Well that confuses me a bit - why would the barn's rest frame mean that the back door must close later than the front? While the runner is in the barn, couldn't the back door close before the front door?

I believe my question wasn't so clear. (but no need for mathematics - i'm only a microbiologist so extra math will make my head spin even harder!)

I think this website answers my question
http://math.ucr.edu/home/baez/physics/Relativity/SR/barn_pole.html
The site states:
What if the doors are left shut?
If the doors are kept shut the rod will obviously smash into the barn door at one end. If the door withstands this the leading end of the rod will come to rest in the frame of reference of the stationary observer. There can be no such thing as a rigid rod in relativity so the trailing end will not stop immediately and the rod will be compressed beyond the amount it was Lorentz contracted. If it does not explode under the strain and it is sufficiently elastic it will come to rest and start to spring back to its natural shape but since it is too big for the barn the other end is now going to crash into the back door and the rod will be trapped in a compressed state inside the barn.

My interpretation of this is that the pole actually fits in that barn. The spectator sees it in the barn and by shutting the doors for good, you can squeeze the compressed pole in the barn (probably destroyed by strain) for the runner to see too.

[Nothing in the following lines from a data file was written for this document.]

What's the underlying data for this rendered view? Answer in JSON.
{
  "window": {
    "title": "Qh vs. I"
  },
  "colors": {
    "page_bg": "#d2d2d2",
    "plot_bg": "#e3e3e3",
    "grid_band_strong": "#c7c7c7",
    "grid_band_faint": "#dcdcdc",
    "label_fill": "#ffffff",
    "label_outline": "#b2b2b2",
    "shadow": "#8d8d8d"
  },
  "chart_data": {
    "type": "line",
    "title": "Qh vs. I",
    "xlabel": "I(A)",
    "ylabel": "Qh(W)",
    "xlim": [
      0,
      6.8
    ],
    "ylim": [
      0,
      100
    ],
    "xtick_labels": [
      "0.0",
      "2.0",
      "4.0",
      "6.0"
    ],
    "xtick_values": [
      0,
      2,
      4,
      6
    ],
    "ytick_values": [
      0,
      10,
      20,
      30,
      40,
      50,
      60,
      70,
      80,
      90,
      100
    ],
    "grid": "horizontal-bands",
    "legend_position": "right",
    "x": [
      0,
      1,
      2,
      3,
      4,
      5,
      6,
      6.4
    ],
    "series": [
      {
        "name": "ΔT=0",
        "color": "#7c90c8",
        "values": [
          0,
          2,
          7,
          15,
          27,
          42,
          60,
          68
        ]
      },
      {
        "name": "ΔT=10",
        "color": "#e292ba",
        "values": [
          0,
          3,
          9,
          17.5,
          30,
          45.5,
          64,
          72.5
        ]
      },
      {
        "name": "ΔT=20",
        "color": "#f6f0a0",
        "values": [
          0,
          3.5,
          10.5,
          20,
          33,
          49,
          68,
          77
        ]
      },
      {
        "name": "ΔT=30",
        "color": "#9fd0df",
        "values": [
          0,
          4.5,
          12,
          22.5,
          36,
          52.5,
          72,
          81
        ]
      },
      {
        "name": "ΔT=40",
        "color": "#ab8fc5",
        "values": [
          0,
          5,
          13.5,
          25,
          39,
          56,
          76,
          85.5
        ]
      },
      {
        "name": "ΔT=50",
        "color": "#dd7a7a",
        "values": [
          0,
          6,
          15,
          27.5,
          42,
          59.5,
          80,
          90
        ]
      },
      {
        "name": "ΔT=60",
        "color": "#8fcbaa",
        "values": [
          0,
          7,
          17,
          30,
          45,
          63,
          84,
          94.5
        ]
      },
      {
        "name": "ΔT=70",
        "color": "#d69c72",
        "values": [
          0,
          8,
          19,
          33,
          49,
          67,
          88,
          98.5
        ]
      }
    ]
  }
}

MikeLizze- I believe I have a java issue here at work, so I will try later. Thanks!

Thanks for your help.

5. Jul 30, 2008

JesseM

Because you specified that the doors close simultaneously in the frame of the pole. In general, if two clocks are a distance L apart in their rest frame, and in your frame they are moving at some speed v in a direction parallel to the axis between them, and the clocks are synchronized in their own rest frame, then in your frame they will always be out-of-sync by vL/c^2, with the leading clock showing a time that's behind the trailing clock. So if we have clocks at rest in the barn's frame and placed at the front and back of the barn, and they are synchronized in the barn's frame, then in the pole's frame the clock at the front of the barn is leading and the clock at the back is trailing, so in the pole's frame the clock at the back must be ahead of the clock at the front by vL/c^2, where L is the length of the barn in its own rest frame. So if the front door closes when the clock there reads some time t, and the back door closes simultaneously in the pole's frame, that means the clock at the back must read t + vL/c^2 when it closes. And since these two clocks are synchronized in the barn's own rest frame, that means the back door must close later than the front door in this frame (exactly vL/c^2 later).
The site does not specify exactly how the doors are closed, but I believe they are discussing the situation where the doors are closed simultaneously in the barn's frame, in which case the pole will briefly fit entirely inside in this frame (while in the other frame the front end of the pole will hit the back end of the barn, and the pole will begin to compress on that end, before the back end of the pole passes through the front end of the barn, after which the front door shuts). You were discussing a different situation where the doors close simultaneously in the pole's frame--in this case it is obvious that the doors must shut on some section of the pole, just by looking at things in the pole's frame where the pole is longer than the barn. I did write a quick proof that what I said earlier was correct, the only math needed is the formula for how out-of-sync moving clocks are which I wrote above, as well as the formula for length contraction which says a rod of rest length L will be shrunk to length L*squareroot(1 - v^2/c^2) in a frame where it's moving at speed v...so, if you change your mind about not wanting to see the math let me know.